Instinct est l’opportunité pour Wimme SAARI de développer son art âprement consommé du joik, ce chant « nu » qui, dans les terres nordiques de Sàpmi, ou Laponie, est une tradition à part entière. Pour autant, cet album, en termes de répertoire, n’est pas plus ni moins traditionnel que ses précédents.

Sur les 34 joiks, ou chants solistes, qu’il a enregistrés, 3 seulement sont traditionnels (au demeurant déjà utilisés dans les albums Gierran et Bárru), auxquels il faut ajouter 6 hymnes à caractère religieux, datant pour la plupart du XVIIIe siècle. Les 20 autres joiks sont tous composés par WIMME dans la plus pure tradition luohti, caractérisée par son emploi de l’échelle pentatonique sans demi-tons et ses textes dressant le portrait d’un lieu, d’un être humain ou d’un animal. Tous ont des allures de petites méditations nourries du quotidien de l’homme.

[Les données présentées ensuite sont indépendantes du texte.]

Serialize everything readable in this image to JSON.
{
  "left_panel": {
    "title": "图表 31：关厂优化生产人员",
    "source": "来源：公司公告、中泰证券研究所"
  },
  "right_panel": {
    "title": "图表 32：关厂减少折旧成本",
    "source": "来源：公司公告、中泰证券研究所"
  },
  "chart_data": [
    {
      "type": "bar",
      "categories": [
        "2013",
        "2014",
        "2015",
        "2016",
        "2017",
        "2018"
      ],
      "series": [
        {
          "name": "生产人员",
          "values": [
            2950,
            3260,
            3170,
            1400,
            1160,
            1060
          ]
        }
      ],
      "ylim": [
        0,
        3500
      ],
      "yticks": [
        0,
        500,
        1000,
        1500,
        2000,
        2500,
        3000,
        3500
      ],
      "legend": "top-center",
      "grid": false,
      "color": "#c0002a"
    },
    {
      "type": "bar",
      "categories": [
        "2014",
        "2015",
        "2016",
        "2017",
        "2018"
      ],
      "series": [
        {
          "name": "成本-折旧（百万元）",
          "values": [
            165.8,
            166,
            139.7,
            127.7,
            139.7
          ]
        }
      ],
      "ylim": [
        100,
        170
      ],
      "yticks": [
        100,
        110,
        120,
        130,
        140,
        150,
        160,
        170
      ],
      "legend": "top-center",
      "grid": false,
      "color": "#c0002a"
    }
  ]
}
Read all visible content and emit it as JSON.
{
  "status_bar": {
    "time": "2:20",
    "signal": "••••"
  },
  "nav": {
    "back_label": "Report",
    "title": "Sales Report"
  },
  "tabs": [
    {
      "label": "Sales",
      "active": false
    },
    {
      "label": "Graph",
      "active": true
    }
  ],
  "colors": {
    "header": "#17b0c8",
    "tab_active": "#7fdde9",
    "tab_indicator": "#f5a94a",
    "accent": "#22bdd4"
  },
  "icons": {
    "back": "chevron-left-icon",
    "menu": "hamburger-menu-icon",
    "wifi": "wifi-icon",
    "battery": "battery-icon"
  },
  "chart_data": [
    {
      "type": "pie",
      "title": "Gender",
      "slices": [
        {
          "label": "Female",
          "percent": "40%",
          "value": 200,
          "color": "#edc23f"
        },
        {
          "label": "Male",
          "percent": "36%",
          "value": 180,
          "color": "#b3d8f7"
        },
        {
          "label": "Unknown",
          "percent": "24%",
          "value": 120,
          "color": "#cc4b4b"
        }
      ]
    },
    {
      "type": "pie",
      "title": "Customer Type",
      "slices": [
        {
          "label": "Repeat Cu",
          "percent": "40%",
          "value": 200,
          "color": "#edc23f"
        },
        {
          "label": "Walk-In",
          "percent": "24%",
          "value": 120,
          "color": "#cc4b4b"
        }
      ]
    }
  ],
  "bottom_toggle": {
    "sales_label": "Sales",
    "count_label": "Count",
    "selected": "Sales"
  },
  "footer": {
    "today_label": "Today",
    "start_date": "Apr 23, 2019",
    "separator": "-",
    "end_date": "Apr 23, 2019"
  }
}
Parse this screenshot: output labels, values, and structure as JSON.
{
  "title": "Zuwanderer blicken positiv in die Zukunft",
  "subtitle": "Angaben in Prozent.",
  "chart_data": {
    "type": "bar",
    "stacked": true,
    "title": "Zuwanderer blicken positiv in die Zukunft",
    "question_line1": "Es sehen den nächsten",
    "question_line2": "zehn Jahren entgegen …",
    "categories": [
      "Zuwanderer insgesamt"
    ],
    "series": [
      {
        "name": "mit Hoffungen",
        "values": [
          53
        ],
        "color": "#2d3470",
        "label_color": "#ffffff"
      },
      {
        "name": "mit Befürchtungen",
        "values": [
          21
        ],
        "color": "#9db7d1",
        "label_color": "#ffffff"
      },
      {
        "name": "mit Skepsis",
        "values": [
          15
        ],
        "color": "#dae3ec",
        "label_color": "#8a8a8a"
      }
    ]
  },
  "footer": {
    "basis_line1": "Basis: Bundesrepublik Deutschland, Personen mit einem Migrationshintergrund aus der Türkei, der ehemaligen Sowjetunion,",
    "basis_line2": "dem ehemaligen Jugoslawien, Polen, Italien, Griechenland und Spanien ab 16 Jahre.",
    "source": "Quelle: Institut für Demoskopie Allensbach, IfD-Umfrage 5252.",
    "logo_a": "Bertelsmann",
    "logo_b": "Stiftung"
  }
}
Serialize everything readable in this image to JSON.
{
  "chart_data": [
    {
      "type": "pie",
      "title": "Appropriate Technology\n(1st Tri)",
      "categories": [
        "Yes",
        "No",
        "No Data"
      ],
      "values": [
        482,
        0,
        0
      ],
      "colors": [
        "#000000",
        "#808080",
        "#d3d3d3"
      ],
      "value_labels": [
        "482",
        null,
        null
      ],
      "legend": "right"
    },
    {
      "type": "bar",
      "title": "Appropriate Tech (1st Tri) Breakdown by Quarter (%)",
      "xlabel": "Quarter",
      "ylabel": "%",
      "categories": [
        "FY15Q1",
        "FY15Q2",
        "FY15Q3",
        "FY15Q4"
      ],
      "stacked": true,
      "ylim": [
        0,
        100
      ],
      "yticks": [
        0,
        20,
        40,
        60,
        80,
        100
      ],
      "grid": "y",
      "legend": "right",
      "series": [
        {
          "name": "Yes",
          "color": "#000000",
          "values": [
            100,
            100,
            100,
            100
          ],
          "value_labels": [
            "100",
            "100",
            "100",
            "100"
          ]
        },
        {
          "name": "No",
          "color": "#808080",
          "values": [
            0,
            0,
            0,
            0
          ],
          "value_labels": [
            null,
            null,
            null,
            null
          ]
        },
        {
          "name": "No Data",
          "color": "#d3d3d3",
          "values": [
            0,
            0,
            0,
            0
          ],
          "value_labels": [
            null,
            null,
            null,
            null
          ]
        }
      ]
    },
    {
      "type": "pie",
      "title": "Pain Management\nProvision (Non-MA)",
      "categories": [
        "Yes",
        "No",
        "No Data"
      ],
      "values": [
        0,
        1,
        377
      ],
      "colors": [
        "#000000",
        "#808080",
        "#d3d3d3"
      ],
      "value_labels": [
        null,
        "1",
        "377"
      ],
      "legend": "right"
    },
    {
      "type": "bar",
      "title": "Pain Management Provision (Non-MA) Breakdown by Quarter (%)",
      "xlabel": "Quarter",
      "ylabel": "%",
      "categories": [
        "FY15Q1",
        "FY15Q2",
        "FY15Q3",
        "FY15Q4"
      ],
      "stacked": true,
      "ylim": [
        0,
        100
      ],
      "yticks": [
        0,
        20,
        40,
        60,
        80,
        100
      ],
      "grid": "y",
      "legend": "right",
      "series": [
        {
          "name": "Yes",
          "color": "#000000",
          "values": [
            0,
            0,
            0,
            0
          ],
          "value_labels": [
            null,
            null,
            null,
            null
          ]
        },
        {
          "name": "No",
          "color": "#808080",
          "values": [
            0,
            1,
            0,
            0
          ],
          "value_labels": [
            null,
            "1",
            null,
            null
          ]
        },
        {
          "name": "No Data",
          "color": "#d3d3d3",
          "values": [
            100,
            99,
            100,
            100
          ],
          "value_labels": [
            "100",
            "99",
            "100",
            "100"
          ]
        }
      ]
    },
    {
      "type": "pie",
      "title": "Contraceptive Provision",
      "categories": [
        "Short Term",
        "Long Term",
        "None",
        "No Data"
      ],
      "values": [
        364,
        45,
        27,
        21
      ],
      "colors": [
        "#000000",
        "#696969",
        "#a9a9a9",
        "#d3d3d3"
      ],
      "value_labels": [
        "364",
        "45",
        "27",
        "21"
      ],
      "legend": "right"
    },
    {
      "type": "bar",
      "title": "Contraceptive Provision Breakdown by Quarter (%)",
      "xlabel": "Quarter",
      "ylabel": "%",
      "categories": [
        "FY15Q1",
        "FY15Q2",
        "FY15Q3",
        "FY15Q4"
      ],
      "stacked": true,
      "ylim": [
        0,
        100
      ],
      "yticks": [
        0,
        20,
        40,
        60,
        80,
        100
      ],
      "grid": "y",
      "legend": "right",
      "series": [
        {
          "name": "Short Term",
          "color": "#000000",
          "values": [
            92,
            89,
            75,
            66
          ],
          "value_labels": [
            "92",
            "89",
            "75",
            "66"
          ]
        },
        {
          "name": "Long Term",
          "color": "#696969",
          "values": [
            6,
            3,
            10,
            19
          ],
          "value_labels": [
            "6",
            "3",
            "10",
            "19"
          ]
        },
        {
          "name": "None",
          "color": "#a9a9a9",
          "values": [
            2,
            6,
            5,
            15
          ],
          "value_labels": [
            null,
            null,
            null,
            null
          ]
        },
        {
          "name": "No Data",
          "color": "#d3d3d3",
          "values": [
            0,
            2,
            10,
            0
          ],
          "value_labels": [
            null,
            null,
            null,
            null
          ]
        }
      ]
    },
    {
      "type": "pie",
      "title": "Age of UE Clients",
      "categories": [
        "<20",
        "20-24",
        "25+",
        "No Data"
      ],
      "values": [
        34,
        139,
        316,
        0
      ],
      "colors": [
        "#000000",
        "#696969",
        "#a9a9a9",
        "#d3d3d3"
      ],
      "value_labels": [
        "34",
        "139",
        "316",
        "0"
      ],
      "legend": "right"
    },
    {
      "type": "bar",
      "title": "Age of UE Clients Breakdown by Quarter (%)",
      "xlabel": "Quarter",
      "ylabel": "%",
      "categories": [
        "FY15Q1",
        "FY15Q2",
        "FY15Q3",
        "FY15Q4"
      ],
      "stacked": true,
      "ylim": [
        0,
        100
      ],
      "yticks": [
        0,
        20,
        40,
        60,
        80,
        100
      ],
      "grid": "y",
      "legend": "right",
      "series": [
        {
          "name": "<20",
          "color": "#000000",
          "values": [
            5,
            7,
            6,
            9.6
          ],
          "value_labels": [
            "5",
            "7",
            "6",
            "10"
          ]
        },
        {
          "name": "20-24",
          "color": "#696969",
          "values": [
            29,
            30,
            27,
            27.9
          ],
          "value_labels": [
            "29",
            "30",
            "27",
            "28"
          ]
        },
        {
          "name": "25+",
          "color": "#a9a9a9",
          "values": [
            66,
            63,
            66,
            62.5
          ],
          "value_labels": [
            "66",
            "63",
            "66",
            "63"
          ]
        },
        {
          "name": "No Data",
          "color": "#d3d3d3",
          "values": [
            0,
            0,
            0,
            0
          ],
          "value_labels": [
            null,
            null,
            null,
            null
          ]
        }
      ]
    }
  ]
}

Préparer son café le matin, faire un feu de bois, contempler les nuages, le ciel, suivre la rivière, percer un trou dans la glace, grimper une colline sont autant d’occasions pour WIMME de chanter sa vie, auxquelles s’ajoutent des souvenirs d’enfance (To Have to), une réflexion sur l’impuissance des mots à exprimer certains sentiments (Speechless), une imitation du vent (The Cold and Frosty Wind), ou un simple ronflement (I Stall), et ce, dans un dénuement musical des plus extrêmes.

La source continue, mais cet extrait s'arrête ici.